Il post amore di Carlos Reygadas è una sorta di limbo in cui galleggiano i corpi e i sentimenti che li tengono uniti, o li separano. Non c’è scansione delle emozioni, ma un semplice lavorio esistenzialista all’opera sugli eventi, spesso indotti, che determinano la frattura nell’ordine stabilito delle cose: Nuestro tiempo (Venezia 75), ha segnato il suo ritorno alla regia a sei anni da Post Tenebras Lux, ha un po’ il sapore della liberazione del suo metodo in un filmare più puro e più immediato, di sicuro meno impostato secondo una predeterminazione logica e stilistica che agitava sul suo cinema lo spettro del dispositivo estetico.
L’incipit e l’intero primo movimento del film hanno lo scontornamento edenico del dialogo tra lo stato di natura e la struttura tribale, cosa che del resto disegnerà lo schema di tutto il film, incidendosi nella metafora dei tori da combattimento che, per quanto potenzialmente pesante, Reygadas riesce comunque a mantenere pulsante di una sua forza arcaica.

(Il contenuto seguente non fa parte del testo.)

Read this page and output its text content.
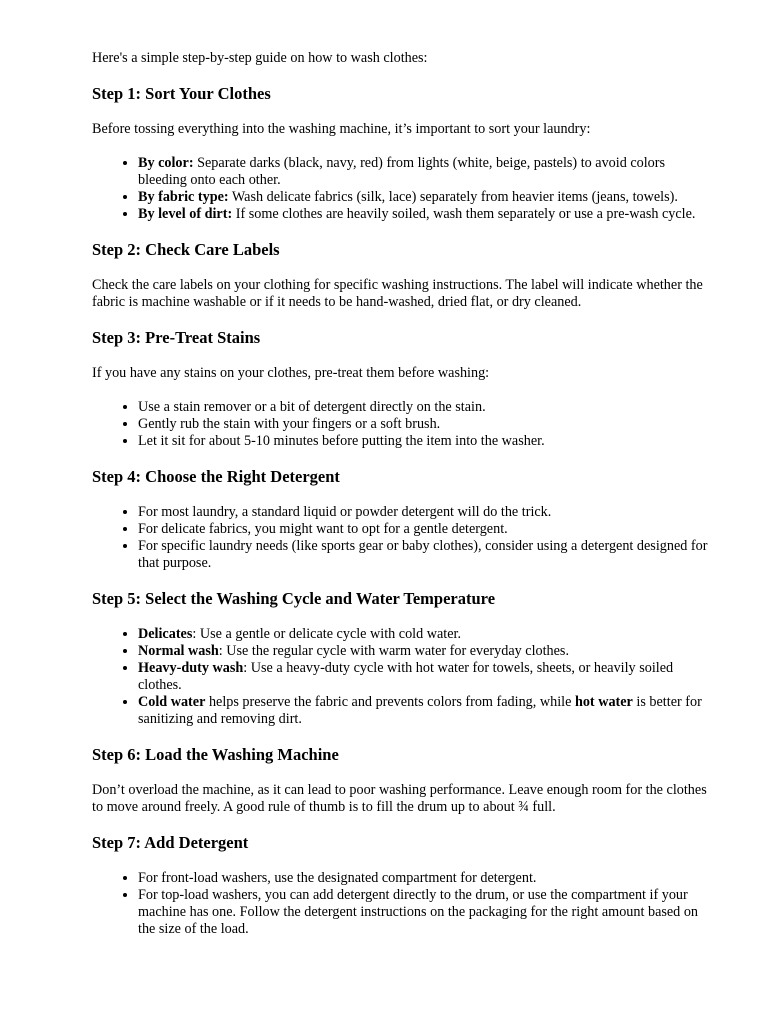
Here's a simple step-by-step guide on how to wash clothes:

Step 1: Sort Your Clothes

Before tossing everything into the washing machine, it’s important to sort your laundry:

• By color: Separate darks (black, navy, red) from lights (white, beige, pastels) to avoid colors bleeding onto each other.
• By fabric type: Wash delicate fabrics (silk, lace) separately from heavier items (jeans, towels).
• By level of dirt: If some clothes are heavily soiled, wash them separately or use a pre-wash cycle.
Step 2: Check Care Labels

Check the care labels on your clothing for specific washing instructions. The label will indicate whether the fabric is machine washable or if it needs to be hand-washed, dried flat, or dry cleaned.

Step 3: Pre-Treat Stains

If you have any stains on your clothes, pre-treat them before washing:

• Use a stain remover or a bit of detergent directly on the stain.
• Gently rub the stain with your fingers or a soft brush.
• Let it sit for about 5-10 minutes before putting the item into the washer.
Step 4: Choose the Right Detergent
• For most laundry, a standard liquid or powder detergent will do the trick.
• For delicate fabrics, you might want to opt for a gentle detergent.
• For specific laundry needs (like sports gear or baby clothes), consider using a detergent designed for that purpose.
Step 5: Select the Washing Cycle and Water Temperature
• Delicates: Use a gentle or delicate cycle with cold water.
• Normal wash: Use the regular cycle with warm water for everyday clothes.
• Heavy-duty wash: Use a heavy-duty cycle with hot water for towels, sheets, or heavily soiled clothes.
• Cold water helps preserve the fabric and prevents colors from fading, while hot water is better for sanitizing and removing dirt.
Step 6: Load the Washing Machine

Don’t overload the machine, as it can lead to poor washing performance. Leave enough room for the clothes to move around freely. A good rule of thumb is to fill the drum up to about ¾ full.

Step 7: Add Detergent
• For front-load washers, use the designated compartment for detergent.
• For top-load washers, you can add detergent directly to the drum, or use the compartment if your machine has one. Follow the detergent instructions on the packaging for the right amount based on the size of the load.
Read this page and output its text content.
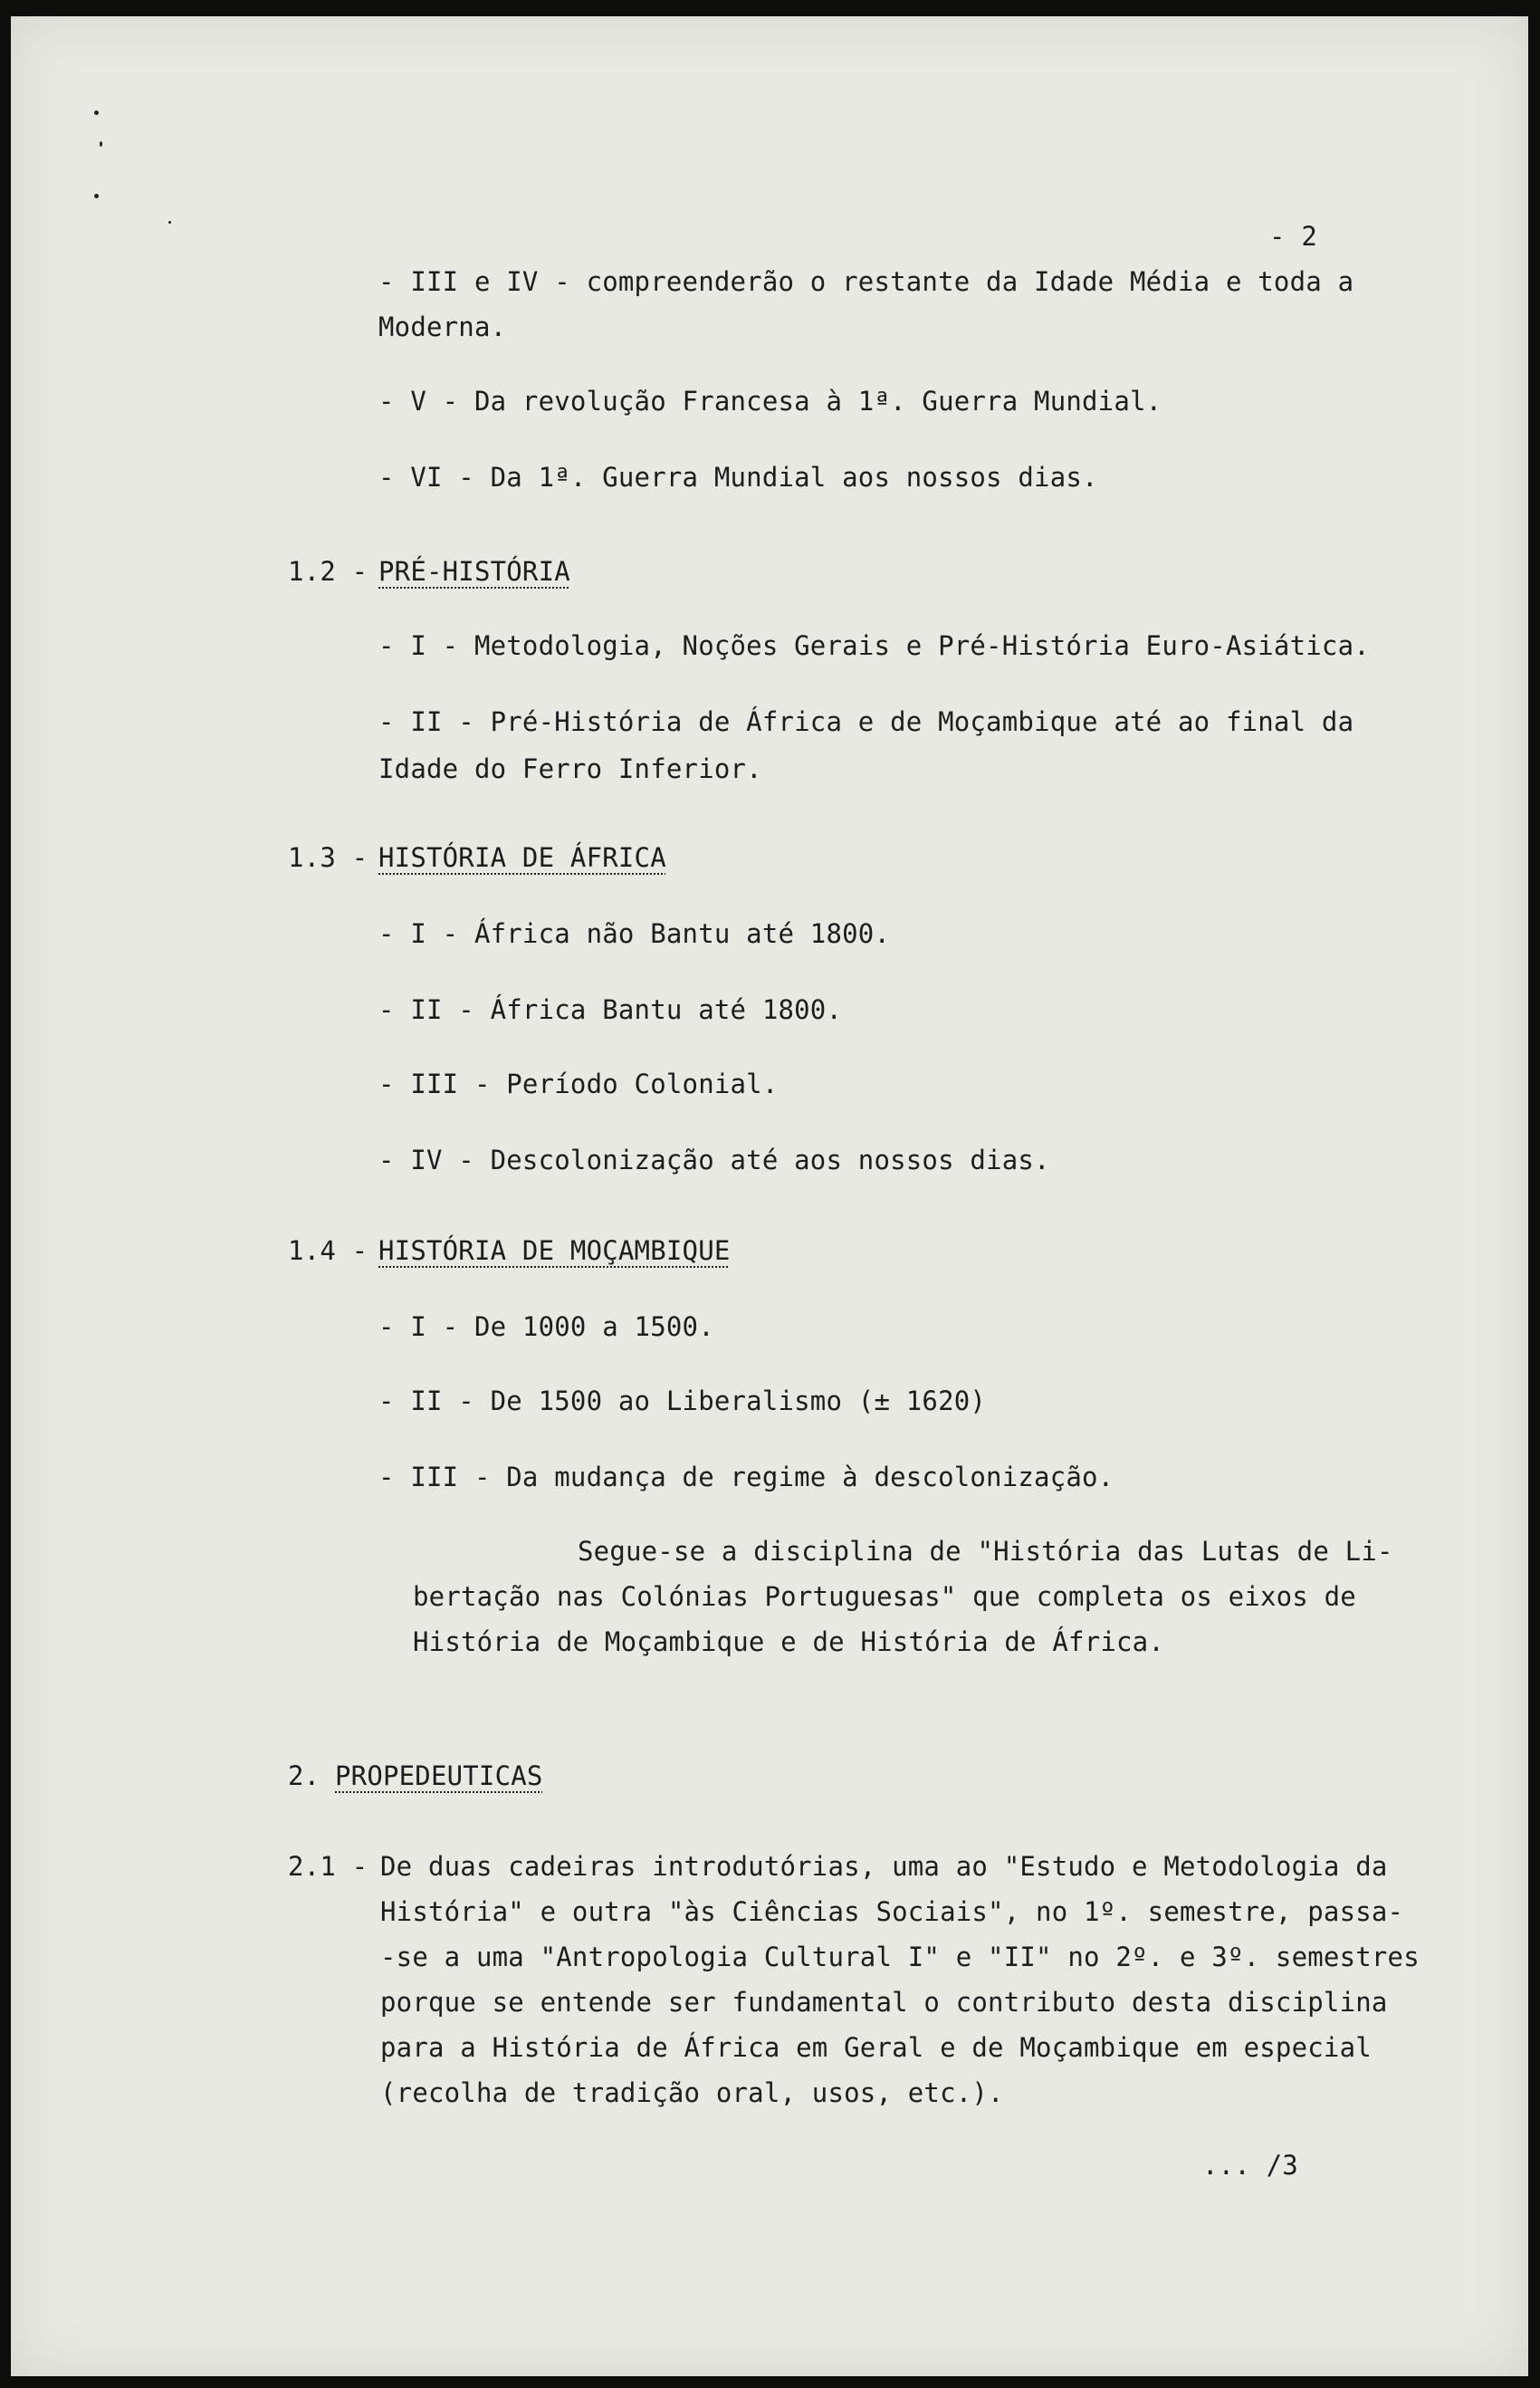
- 2
- III e IV - compreenderão o restante da Idade Média e toda a
Moderna.
- V - Da revolução Francesa à 1ª. Guerra Mundial.
- VI - Da 1ª. Guerra Mundial aos nossos dias.
1.2 - PRÉ-HISTÓRIA
- I - Metodologia, Noções Gerais e Pré-História Euro-Asiática.
- II - Pré-História de África e de Moçambique até ao final da
Idade do Ferro Inferior.
1.3 - HISTÓRIA DE ÁFRICA
- I - África não Bantu até 1800.
- II - África Bantu até 1800.
- III - Período Colonial.
- IV - Descolonização até aos nossos dias.
1.4 - HISTÓRIA DE MOÇAMBIQUE
- I - De 1000 a 1500.
- II - De 1500 ao Liberalismo (± 1620)
- III - Da mudança de regime à descolonização.
Segue-se a disciplina de "História das Lutas de Li-
bertação nas Colónias Portuguesas" que completa os eixos de
História de Moçambique e de História de África.
2. PROPEDEUTICAS
2.1 - De duas cadeiras introdutórias, uma ao "Estudo e Metodologia da
História" e outra "às Ciências Sociais", no 1º. semestre, passa-
-se a uma "Antropologia Cultural I" e "II" no 2º. e 3º. semestres
porque se entende ser fundamental o contributo desta disciplina
para a História de África em Geral e de Moçambique em especial
(recolha de tradição oral, usos, etc.).
... /3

Siamo infatti nella regione della Sierra Madre del Tlaxcala, in una fazenda in cui Juan, che è anche un poeta di livello internazionale, alleva tori da combattimento assieme alla moglie Esther. La famiglia gira in libertà, reticolato di figli, parenti, servitù, allevatori di tori, che si tiene insieme seguendo un’armonia naturale di ruoli, funzioni, affetti. Reygadas apre il film sul gioco acquatico dei bambini che si bagnano nel fiume limaccioso, intreccio di giovani corpi che si divertono. Dall’altra parte gli adulti, con Esther e Phil, l’addestratore di cavalli americano, che testano i tori da combattimento, e Juan che si occupa delle mandrie. La scena aperta su cui Reygadas basa il film è solo il punto di partenza di una dinamica che poi si spingerà nell’istinto destabilizzante di Juan: Lui coltiva il mito di una relazione aperta con Esther e la spinge tra le braccia di Phil, coinvolgendo sempre più il mandriano nella sua ossessione. Tutto il film segue questo declino sentimentale, la determinazione di un uomo a scrivere una storia d’amore da cui rimanere escluso, detenendone tuttavia il controllo.
Tra le maglie di questo gioco, in cui le relazione di potere e d’impotenza si scrivono come un copione, Reygadas incide una istintiva condensazione di elementi meramente figurativi eppure dotati di una forza eccezionale: materiali inferenti la narrazione, che spingono lo sguardo verso la contrapposizione tra natura e ragione, istinto e struttura, libertà e costrizione, seguendo spinte arcaiche, anche inconsce, puntellando l’insieme con frammenti di pura materialità filmica: la scena del concerto per timpano implode in una tensione disarmonica che non lascia scampo allo spettatore, così come gli squarci delle scene dedicate ai tori da combattimento – l’attacco al carro dei mandriani con lo sventramento del mulo, oppure le violente lotte tra i tori – si pongono con una evidenza anche simbolica che ha una verità tutta intima. L’intero film si definisce proprio in questa potenza spiazzante, in cui la struttura delle relazioni e la dinamica del filmabile agiscono seguendo una ratio di cui resta solo la traccia lontana. E’ come se Reygadas volesse lasciare libero il film di essere controllato dalle sue intenzioni, in un gioco che sdoppia quello del protagonista Juan, del quale del resto s’è fatto interprete sulla scena anche come attore.